Microsoft and LG Electronics plan to offer a rotating collection of free apps to owners of LG-built Windows Phone 7 smartphones.
Microsoft and LG Electronics plan to offer 10 free mobile applications to
owners of LG-built Windows Phone 7 smartphones. LG will offer 10 new apps
every 60 days, via the Application Store preinstalled on its devices.
"When we pledged early this year to support Microsoft's smartphone
strategy, we knew we were making a decision that had the potential to create
ripples in the ecosystem," Chang Ma, vice president of LG's mobile
communications marketing strategy team,
wrote
in a Nov. 4 statement. "Microsoft's commitment to the developer
community is well known and respected in the industry, and we look forward to
seeing this partnership with Microsoft lead to greater things."
The 10 apps themselves will hail from a variety of categories, such as
social connectivity and gaming, and have a $30 retail value.

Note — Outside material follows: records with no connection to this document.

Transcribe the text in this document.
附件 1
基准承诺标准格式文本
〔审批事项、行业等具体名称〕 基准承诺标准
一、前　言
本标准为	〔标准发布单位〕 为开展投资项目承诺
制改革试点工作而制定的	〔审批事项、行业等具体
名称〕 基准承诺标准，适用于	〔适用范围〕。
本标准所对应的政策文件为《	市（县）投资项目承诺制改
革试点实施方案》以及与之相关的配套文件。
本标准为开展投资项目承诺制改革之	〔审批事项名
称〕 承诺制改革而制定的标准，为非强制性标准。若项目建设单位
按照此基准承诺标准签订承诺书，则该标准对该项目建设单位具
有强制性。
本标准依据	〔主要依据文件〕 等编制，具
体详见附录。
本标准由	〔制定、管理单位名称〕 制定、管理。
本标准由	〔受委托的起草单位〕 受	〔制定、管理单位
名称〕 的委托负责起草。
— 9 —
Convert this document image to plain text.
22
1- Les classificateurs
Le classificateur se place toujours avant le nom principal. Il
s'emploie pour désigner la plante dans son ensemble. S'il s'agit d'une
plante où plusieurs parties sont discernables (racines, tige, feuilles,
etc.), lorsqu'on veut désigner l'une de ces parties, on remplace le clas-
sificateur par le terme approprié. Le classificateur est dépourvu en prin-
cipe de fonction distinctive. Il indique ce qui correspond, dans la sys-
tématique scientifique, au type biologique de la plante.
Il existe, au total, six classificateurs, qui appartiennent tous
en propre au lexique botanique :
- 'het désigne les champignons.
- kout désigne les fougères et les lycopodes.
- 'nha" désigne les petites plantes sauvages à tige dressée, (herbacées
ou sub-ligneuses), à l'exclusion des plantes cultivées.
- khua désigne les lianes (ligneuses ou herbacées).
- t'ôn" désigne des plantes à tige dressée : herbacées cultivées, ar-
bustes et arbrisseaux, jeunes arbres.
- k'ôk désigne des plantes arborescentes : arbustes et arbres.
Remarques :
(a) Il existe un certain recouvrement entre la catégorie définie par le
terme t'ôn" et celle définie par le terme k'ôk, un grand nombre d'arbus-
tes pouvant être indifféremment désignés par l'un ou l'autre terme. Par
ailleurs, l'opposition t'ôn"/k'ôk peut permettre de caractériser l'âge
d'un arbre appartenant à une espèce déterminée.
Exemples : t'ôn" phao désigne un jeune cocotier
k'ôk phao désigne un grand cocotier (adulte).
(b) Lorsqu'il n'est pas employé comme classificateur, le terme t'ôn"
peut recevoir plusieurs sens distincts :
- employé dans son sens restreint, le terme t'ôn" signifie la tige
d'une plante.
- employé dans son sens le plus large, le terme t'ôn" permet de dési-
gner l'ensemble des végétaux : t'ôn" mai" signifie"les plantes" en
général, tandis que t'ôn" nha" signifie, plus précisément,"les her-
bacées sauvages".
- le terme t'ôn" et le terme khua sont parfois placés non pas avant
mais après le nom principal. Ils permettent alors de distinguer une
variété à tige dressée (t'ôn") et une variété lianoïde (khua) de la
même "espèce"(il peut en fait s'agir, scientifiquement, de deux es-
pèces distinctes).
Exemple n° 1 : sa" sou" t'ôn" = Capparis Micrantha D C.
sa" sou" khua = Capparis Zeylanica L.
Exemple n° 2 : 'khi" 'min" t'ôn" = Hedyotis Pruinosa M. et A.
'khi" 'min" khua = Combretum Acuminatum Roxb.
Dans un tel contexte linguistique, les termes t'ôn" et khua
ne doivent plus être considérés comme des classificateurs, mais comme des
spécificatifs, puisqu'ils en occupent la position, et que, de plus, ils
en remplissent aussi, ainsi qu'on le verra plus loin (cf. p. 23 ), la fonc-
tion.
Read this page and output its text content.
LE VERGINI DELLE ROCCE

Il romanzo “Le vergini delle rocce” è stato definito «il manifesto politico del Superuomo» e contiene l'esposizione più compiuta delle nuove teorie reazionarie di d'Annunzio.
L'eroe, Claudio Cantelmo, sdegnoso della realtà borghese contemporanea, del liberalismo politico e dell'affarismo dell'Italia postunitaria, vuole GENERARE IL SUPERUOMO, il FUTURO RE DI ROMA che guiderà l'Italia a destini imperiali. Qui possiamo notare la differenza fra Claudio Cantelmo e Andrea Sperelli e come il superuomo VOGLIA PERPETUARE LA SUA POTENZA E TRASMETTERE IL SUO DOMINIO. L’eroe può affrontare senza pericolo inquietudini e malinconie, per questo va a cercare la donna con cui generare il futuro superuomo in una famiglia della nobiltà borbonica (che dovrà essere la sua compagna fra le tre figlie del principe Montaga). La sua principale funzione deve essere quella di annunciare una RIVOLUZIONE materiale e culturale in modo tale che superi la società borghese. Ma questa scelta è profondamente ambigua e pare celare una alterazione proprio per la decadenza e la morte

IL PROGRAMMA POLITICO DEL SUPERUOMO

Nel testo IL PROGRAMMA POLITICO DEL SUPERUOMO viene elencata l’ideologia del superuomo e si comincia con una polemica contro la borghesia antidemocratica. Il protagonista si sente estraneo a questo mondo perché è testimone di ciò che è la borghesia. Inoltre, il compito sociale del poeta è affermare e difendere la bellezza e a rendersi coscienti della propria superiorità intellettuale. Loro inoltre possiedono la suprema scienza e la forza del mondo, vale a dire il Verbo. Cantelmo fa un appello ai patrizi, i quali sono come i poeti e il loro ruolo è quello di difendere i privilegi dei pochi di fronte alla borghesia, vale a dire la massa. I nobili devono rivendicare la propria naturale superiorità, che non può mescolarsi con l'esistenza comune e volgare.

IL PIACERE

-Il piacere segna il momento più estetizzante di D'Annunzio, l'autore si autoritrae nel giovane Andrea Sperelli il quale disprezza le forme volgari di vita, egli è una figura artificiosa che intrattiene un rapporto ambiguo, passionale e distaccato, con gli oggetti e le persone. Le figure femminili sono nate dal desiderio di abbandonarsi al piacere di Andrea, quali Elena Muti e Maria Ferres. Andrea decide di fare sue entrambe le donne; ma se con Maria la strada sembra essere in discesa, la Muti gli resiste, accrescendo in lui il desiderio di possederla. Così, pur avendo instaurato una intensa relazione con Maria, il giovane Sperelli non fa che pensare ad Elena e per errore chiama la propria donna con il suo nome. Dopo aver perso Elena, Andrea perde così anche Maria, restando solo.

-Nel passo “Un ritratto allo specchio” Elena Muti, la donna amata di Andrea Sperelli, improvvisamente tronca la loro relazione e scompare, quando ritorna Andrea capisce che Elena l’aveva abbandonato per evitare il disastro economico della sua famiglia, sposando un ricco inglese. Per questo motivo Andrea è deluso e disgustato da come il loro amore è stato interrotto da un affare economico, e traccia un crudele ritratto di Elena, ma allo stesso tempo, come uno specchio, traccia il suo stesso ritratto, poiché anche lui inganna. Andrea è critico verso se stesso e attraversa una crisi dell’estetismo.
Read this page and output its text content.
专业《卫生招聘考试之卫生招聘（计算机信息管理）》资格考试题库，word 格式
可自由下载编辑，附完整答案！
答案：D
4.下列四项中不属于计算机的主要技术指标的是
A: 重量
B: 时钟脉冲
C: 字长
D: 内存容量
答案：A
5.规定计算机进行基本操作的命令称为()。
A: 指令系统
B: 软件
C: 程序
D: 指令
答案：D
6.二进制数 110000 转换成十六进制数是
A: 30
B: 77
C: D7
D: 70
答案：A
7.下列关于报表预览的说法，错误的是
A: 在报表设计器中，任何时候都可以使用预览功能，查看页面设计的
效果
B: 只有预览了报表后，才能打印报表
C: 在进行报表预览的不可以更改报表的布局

Microsoft is pushing its latest smartphone platform to be a success, in
order to regain ground in mobile lost over the past few years to the likes of
the Apple iPhone and Google Android. The company is reportedly planning to
spend hundreds of millions of dollars on its initial marketing effort, and has
spent the summer encouraging third-party developers to build games and more
productivity-centric apps for the platform.
In international markets, Windows Phone 7 seems to be off to a solid start.
DigiTimes reported in
a Nov. 3 article that sales of HTC-built
Windows Phone 7 smartphones are "better than expected" in Europe
and Australia.
"Early supporters of the new operating system such as South
Korea's Samsung Electronics and LG
Electronics are also experiencing rising demand from carriers," the article
suggested, indicating that the sales information came from unnamed "Taiwan-based
handset makers."
Stocks of Windows Phone 7 devices in the U.K.
are also low, according to new reports from media outlets in that country. "We
will be launching with limited amounts of both our Windows Phone 7 devices, the
HTC 7 Mozart and the Samsung Omnia 7,"
a representative from U.K.
carrier Orange wrote in
an e-mail to Mobile
Today. "We are, however, anticipating that our competitors could be in
a similar situation."
Windows
Phone 7 will make its debut in the U.S. market Nov. 8, carried initially on
AT&T. The carrier's initial push centers on three devices: the HTC
Surround ($199) with a slide-out speaker and kickstand; the Samsung Focus
($199), reportedly the thinnest of the early Windows Phone 7 smartphones; and
the LG Quantum ($199), which features a physical QWERTY keyboard.